You might think that married women are spending less time on chores and keeping the house functioning than single moms are. After all, there's an extra set of adult hands to help out. Turns out, that's not actually the case.
A study from sociologists at the University of Maryland, University of Texas, and University of Southern California found that women married to men spend more time on housework than single moms because married women are more likely to "perform gender" at home.
"Married mothers increase housework in part to meet expectations about home-cooked meals, clean clothes, and well-kept houses — behavior integral to contemporary definitions of appropriate behavior for wives and mothers," authors Joanna Pepin, Liana C. Sayer, and Lynne M. Casper write.
After adjustments for differences in employment, education, race, and number of children or other extended family members at home, married women reported that they spend nearly three hours on housework, over 30 minutes more than unmarried women.
The study looked at data from heterosexual partnerships from the American Time Use Survey from 2003 to 2012. And despite having an extra set of hands around, the study pointed toward married women ending up with extra work at home that single moms don't have.
“The research is really showing that men are not necessarily contributing in ways that are bringing about equality in the home,” author Pepin of UT-Austin said, according to Fortune.

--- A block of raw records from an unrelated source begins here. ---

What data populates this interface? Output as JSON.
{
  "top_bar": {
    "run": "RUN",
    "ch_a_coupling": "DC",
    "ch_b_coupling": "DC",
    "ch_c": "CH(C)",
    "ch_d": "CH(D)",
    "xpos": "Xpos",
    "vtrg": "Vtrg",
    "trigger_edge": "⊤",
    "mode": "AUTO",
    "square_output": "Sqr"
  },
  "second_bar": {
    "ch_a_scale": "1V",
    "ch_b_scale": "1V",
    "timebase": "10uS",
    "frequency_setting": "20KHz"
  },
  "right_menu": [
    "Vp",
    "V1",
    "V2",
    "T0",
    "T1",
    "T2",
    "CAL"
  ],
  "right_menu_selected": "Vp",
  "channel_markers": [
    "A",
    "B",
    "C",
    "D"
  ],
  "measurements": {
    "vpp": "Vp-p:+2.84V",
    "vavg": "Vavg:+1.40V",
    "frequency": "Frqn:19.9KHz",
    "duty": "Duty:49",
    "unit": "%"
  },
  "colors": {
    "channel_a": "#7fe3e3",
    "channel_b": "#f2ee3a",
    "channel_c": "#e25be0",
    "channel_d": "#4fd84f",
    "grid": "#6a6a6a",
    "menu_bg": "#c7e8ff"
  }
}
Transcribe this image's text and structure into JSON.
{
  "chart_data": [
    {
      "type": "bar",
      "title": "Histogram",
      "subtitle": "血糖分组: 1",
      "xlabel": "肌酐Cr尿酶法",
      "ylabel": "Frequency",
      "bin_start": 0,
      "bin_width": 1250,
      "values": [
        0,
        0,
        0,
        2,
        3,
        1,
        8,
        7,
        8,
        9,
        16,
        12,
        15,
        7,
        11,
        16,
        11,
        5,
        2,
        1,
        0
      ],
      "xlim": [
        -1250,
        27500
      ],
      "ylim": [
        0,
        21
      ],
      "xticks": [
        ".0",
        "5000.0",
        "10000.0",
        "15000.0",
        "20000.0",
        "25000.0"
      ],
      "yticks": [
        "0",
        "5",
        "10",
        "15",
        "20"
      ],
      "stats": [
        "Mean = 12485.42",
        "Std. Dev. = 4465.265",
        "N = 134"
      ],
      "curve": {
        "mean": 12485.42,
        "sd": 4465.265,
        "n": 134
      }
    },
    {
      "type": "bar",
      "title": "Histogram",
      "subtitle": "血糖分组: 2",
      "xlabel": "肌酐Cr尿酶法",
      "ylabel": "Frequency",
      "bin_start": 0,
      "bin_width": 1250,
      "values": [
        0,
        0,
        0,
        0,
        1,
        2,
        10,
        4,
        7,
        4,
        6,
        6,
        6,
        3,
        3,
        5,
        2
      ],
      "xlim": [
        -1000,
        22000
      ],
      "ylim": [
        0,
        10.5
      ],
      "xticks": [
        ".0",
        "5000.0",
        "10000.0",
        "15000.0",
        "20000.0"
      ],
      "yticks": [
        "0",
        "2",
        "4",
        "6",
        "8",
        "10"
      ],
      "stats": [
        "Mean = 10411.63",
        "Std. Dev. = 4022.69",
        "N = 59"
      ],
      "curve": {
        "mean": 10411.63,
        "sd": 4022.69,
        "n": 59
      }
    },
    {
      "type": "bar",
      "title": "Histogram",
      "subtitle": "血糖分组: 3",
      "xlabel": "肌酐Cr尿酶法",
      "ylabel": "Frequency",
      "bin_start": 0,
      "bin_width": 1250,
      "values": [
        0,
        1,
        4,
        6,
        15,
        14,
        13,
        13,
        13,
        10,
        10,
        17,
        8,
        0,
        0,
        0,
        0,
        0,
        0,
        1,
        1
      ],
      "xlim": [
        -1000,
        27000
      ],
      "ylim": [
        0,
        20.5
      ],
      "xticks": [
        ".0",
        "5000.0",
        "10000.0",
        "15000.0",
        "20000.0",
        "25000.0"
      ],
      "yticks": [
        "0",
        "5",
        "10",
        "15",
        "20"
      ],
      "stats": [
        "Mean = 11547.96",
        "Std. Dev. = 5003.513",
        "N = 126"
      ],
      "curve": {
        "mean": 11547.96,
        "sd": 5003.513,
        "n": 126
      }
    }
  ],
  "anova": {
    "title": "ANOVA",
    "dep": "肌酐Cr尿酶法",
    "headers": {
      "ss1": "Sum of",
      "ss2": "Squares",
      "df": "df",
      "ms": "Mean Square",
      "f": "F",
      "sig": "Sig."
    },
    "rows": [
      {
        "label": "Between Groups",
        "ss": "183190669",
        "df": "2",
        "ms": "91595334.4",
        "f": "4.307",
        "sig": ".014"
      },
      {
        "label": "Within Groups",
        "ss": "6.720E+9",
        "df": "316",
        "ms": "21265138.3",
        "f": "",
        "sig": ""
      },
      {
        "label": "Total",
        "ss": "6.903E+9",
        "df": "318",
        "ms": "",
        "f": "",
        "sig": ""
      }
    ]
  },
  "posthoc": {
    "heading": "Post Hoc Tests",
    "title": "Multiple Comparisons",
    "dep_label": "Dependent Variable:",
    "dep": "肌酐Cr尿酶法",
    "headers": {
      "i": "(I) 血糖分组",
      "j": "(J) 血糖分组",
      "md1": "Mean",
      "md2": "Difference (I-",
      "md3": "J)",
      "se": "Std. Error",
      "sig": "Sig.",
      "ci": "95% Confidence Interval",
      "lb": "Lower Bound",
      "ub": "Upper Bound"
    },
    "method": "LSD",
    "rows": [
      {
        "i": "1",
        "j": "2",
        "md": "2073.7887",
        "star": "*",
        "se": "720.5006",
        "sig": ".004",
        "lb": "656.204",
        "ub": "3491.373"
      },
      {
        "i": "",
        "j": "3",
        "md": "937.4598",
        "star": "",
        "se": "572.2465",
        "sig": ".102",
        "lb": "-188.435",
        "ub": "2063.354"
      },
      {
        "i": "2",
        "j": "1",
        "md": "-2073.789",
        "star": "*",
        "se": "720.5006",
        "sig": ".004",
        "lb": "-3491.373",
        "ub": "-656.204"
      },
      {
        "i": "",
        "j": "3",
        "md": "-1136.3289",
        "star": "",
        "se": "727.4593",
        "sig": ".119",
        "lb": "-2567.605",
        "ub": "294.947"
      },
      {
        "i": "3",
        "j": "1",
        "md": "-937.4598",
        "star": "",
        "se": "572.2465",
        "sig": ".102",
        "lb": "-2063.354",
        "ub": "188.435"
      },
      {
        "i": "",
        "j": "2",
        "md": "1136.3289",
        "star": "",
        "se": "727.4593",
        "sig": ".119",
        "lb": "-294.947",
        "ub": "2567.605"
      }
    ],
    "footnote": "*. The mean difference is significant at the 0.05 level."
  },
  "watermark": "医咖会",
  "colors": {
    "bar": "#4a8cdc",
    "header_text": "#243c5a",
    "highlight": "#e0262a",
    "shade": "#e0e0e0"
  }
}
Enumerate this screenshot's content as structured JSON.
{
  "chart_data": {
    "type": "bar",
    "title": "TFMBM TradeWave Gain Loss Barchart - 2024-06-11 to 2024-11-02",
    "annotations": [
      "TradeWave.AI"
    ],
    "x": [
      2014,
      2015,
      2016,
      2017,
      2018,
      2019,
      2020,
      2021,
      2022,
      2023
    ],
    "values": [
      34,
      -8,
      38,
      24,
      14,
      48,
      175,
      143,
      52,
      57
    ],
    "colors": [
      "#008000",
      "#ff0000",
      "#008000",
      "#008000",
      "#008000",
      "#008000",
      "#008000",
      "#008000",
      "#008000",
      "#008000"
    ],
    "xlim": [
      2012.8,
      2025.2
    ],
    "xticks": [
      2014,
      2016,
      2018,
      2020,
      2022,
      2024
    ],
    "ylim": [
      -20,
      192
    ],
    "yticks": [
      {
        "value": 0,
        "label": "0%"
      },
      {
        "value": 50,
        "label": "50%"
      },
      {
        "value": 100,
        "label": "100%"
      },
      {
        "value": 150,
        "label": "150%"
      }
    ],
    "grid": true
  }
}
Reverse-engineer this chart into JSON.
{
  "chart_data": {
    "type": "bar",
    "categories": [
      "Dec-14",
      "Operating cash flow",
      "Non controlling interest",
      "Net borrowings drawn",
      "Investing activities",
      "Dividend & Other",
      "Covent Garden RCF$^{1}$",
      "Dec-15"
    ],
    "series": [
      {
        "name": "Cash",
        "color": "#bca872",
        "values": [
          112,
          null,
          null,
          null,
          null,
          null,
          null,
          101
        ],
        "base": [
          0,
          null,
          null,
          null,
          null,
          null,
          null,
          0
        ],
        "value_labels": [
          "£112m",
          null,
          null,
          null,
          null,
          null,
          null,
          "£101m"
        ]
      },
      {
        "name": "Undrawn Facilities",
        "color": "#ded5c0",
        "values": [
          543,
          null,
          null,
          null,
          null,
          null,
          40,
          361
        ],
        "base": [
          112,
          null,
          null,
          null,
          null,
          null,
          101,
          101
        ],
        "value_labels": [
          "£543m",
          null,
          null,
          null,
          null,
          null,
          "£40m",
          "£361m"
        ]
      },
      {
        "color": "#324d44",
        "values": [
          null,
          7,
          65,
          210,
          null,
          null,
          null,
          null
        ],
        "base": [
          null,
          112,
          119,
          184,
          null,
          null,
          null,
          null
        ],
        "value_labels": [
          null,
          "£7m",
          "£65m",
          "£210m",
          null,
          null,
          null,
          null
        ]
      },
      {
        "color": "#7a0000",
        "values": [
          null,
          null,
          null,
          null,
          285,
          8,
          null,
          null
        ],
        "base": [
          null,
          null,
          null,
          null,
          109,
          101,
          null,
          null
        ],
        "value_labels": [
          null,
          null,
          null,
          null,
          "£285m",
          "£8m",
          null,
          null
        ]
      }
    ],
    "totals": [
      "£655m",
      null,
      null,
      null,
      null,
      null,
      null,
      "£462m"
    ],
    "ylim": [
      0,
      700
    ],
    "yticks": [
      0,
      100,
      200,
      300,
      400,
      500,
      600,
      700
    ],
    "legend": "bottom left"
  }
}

Married mothers also reported spending 10 minutes less daily on leisure and 13 minutes less daily on sleep compared to their single counterparts.
"Our research, and that of our colleagues, indicate moms put housework ahead of their own leisure and sleep because they feel personally accountable for providing a home for their families," Pepin and Sayer said in the Washington Post.
"Single mothers feel just as strongly about providing a good home for their children but don’t have the added pressure of living up to the idealized notions of superwomen wives who produce sparkling dishes, spotless floors and flawless meals, all while supervising homework, helping sell Girl Scout cookies and making sure the science project is finished on time."